Well, blog number 7 “Going Home” http://bit.ly/Rf54ZP provoked a storm of debate on Eye on Spain www.eyeonspain.com where the different views of many ex-pats and extranjeros, part-time and full-time in Spain, weighed in with their fascinating perspectives on what defines “home”. Blog number 10 “Returning to Spain” http://bit.ly/QuE6yA described the impact watching the Olympics had on my perception of Britishness. Then, in Blog number 15 http://bit.ly/Pk42xx I wrote a bit about my mother and her extraordinary background of rootlessness, which may well have led to my ability to be “at home” pretty much anywhere.
Since then, and inspired by some of the comments on Eye on Spain, I have continued to listen in on conversations about “home” and to think about how people use the word. A fascinating conversation in a bar with a British couple who live six months in Cape Town and six months in Spain, led to a view that “Home is where you are”. But we then rapidly recognised that this cannot be the case for people trapped by circumstances such as work – or lack of it – in a place they don’t particularly want to be. Young people unable to move out of their parents’ house due to lack of work, a single mum stuck in a poorly-paid job away from family support, or ex-pats in Spain wanting to return to the UK but trapped by the property slump in Spain and by UK prices which are still higher than whatever they’ll get if they can sell their Spanish home.

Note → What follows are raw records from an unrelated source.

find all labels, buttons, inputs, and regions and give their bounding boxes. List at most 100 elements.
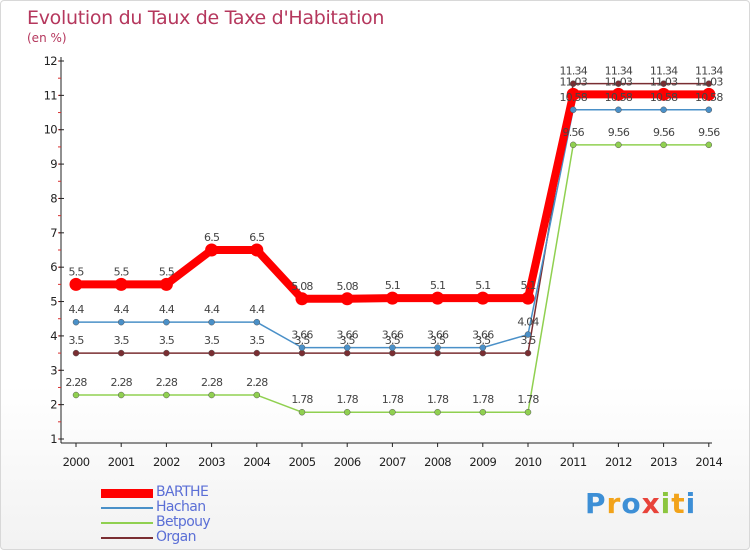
data-point-hachan	[208, 318, 215, 326]
data-label-barthe: 6.5	[204, 231, 220, 244]
data-point-hachan	[524, 331, 532, 338]
y-tick-label: 6	[50, 260, 57, 274]
data-point-betpouy	[434, 408, 441, 416]
data-label-organ: 11.34	[650, 65, 678, 78]
y-tick-label: 4	[50, 329, 57, 343]
proxiti-logo: Proxiti	[585, 487, 696, 520]
data-label-organ: 3.5	[340, 334, 356, 347]
data-point-organ	[208, 349, 215, 357]
data-label-hachan: 4.4	[68, 303, 84, 316]
data-point-betpouy	[660, 141, 667, 149]
data-point-betpouy	[524, 408, 532, 416]
data-point-betpouy	[389, 408, 396, 416]
data-label-barthe: 11.03	[695, 75, 723, 88]
legend-swatch	[101, 488, 153, 498]
y-tick-label: 1	[50, 432, 57, 446]
logo-letter: t	[671, 487, 686, 520]
data-point-barthe	[476, 291, 490, 305]
y-tick-label: 8	[50, 191, 57, 205]
data-point-hachan	[389, 344, 396, 351]
logo-letter: i	[660, 487, 672, 520]
data-point-betpouy	[208, 391, 215, 399]
data-point-betpouy	[343, 408, 351, 416]
data-point-organ	[479, 349, 487, 357]
data-label-hachan: 4.04	[517, 316, 539, 329]
logo-letter: r	[606, 487, 622, 520]
data-point-betpouy	[253, 391, 261, 399]
y-tick-label: 9	[50, 157, 57, 171]
data-point-hachan	[434, 344, 441, 351]
data-label-hachan: 3.66	[337, 329, 359, 342]
data-label-betpouy: 2.28	[246, 376, 268, 389]
data-point-hachan	[117, 318, 125, 326]
legend: BARTHE Hachan Betpouy Organ	[101, 484, 261, 545]
x-tick-label: 2013	[650, 455, 677, 469]
data-point-barthe	[159, 277, 173, 291]
data-label-organ: 3.5	[68, 334, 84, 347]
data-point-hachan	[615, 106, 622, 114]
legend-label: Hachan	[156, 499, 206, 515]
data-label-hachan: 10.58	[650, 91, 678, 104]
y-tick-label: 11	[44, 88, 58, 102]
chart-title: Evolution du Taux de Taxe d'Habitation	[27, 7, 385, 29]
logo-letter: o	[621, 487, 642, 520]
data-point-betpouy	[705, 141, 713, 149]
legend-swatch	[101, 537, 153, 539]
data-label-hachan: 10.58	[695, 91, 723, 104]
data-label-betpouy: 1.78	[291, 393, 313, 406]
data-label-barthe: 5.5	[68, 265, 84, 278]
legend-item-betpouy: Betpouy	[101, 514, 261, 530]
data-label-organ: 3.5	[430, 334, 446, 347]
logo-letter: x	[641, 487, 661, 520]
y-tick-label: 5	[50, 295, 57, 309]
legend-swatch	[101, 522, 153, 524]
data-label-hachan: 3.66	[291, 329, 313, 342]
data-point-barthe	[611, 87, 625, 101]
data-point-hachan	[660, 106, 667, 114]
data-point-barthe	[431, 291, 445, 305]
y-tick-label: 2	[50, 398, 57, 412]
data-point-barthe	[295, 292, 309, 306]
data-point-barthe	[114, 277, 128, 291]
data-label-betpouy: 9.56	[698, 126, 720, 139]
data-label-barthe: 5.1	[385, 279, 400, 292]
data-label-hachan: 4.4	[114, 303, 130, 316]
data-point-organ	[569, 80, 577, 87]
data-label-betpouy: 9.56	[608, 126, 630, 139]
data-label-organ: 3.5	[520, 334, 536, 347]
data-label-betpouy: 1.78	[472, 393, 494, 406]
data-label-hachan: 3.66	[382, 329, 404, 342]
logo-letter: P	[585, 487, 607, 520]
data-point-hachan	[479, 344, 487, 351]
data-point-organ	[117, 349, 125, 357]
data-label-organ: 3.5	[114, 334, 130, 347]
x-tick-label: 2005	[289, 455, 316, 469]
data-label-barthe: 5.1	[430, 279, 445, 292]
data-label-hachan: 10.58	[605, 91, 633, 104]
data-point-organ	[298, 349, 306, 357]
series-points	[69, 80, 716, 416]
data-label-organ: 3.5	[294, 334, 310, 347]
data-label-betpouy: 9.56	[653, 126, 675, 139]
x-tick-label: 2002	[153, 455, 180, 469]
data-point-hachan	[569, 106, 577, 114]
data-label-barthe: 6.5	[249, 231, 265, 244]
legend-swatch	[101, 507, 153, 509]
data-point-barthe	[566, 87, 580, 101]
data-point-organ	[343, 349, 351, 357]
data-point-hachan	[298, 344, 306, 351]
data-label-betpouy: 1.78	[517, 393, 539, 406]
data-point-betpouy	[615, 141, 622, 149]
data-label-betpouy: 9.56	[563, 126, 585, 139]
data-point-betpouy	[72, 391, 80, 399]
data-point-barthe	[385, 291, 399, 305]
x-tick-label: 2001	[108, 455, 135, 469]
data-label-organ: 3.5	[204, 334, 220, 347]
x-tick-label: 2012	[605, 455, 632, 469]
data-label-hachan: 4.4	[159, 303, 175, 316]
x-tick-label: 2011	[560, 455, 587, 469]
data-label-organ: 3.5	[159, 334, 175, 347]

So the sentiment seemed right, but with the significant caveat that “Home is where you are” works only for people who have choices over where they are. Carole and Rob have not kept a base in the UK, and spend April to October in Spain and November to March in Cape Town. They are clear – both those places are home, and for them the UK is not home, but merely their homeland.
Comments on Eye on Spain ranged from disgruntled ex-pats who wanted to return “home” to the UK but didn’t have a physical home there to go to, to contented ex-pats who have made their permanent home in Spain and have no desire to return to the UK. And a good smattering of every possible position in between! Louise suggested it is important to keep a base in the UK when moving to Spain. Sound advice, but not an option for everyone.
On such a small sample as those who commented on the Eye on Spain blog it is impossible to draw any statistically significant conclusions. But it seems fair to say that when first moving to a new country, it is sensible (if at all possible) to keep a base in the homeland, in case “living the dream” turns out to be just a fantasy once the August heat or the January freeze hits new residents who had only visited in the balmy months of May and September before. Not surprisingly, those who had learned the language to a reasonable level before taking the plunge also seemed more relaxed, and less angry about “Spanish bureaucracy” (a big bugbear on the Eye on Spain forums). One discussion on the forums focused on the question of how someone can really have all the information they need to function in another country if they don’t have the language to pick up the obvious and less obvious sources of information.
It occurred to me that in the UK I have an automatic or instinctive understanding of when things are going well, or badly, for most of society or for an identified part of it. So during the Olympics there was an almost universal assumption that everyone on the train or in the supermarket queue had seen Mo Farah win the 5,000 metre race, and that everyone was delighted. When there is a very late, heavy cold snap there is an almost universal assumption that this will be bad for some harvest or other, and this can be brought up safely as a topic of sympathetic conversation at the farmers’ market. Do we have the equivalent understanding in our adopted country?
This week my neighbor Rafael has been bringing home the sacks of almonds he has harvested, and his family has been sorting them into the high-quality heap and the medium-quality heap. My knowledge of the conditions required for a good almond harvest is non-existent. But he and his extended family make up most of my immediate neighbours, so a degree of understanding of whether it went badly or well for them is quite important. Without the language to ask him, I would have been left gesticulating, giving him the thumbs up because it looked like a lot of almonds to me, with no way of knowing whether it means that a newer car is imminent this autumn, or whether in fact the belts will be tightened instead.
The topic of home arose again amongst another group of friends, and this time the agreed definition was that “Home is where you feel you belong.” And following this thought came the recognition that someone living in more than one place is not rootless, but able to put roots down wherever they are. Not a skill everyone has. But this view makes it clearer that one can live in two countries and see them both equally as “home”.
And finally, as one astute woman on Eye on Spain commented: “Some people just aren’t cut out for living in someone else’s country”. And each of us needs to look deep inside ourselves before making the move, to ensure we have what we will need - flexibility, resilience, a genuine interest in and respect for other cultures, an understanding that things can be done differently and that’s not a crisis or wrong, and the ability (and independence) to create a home wherever we are.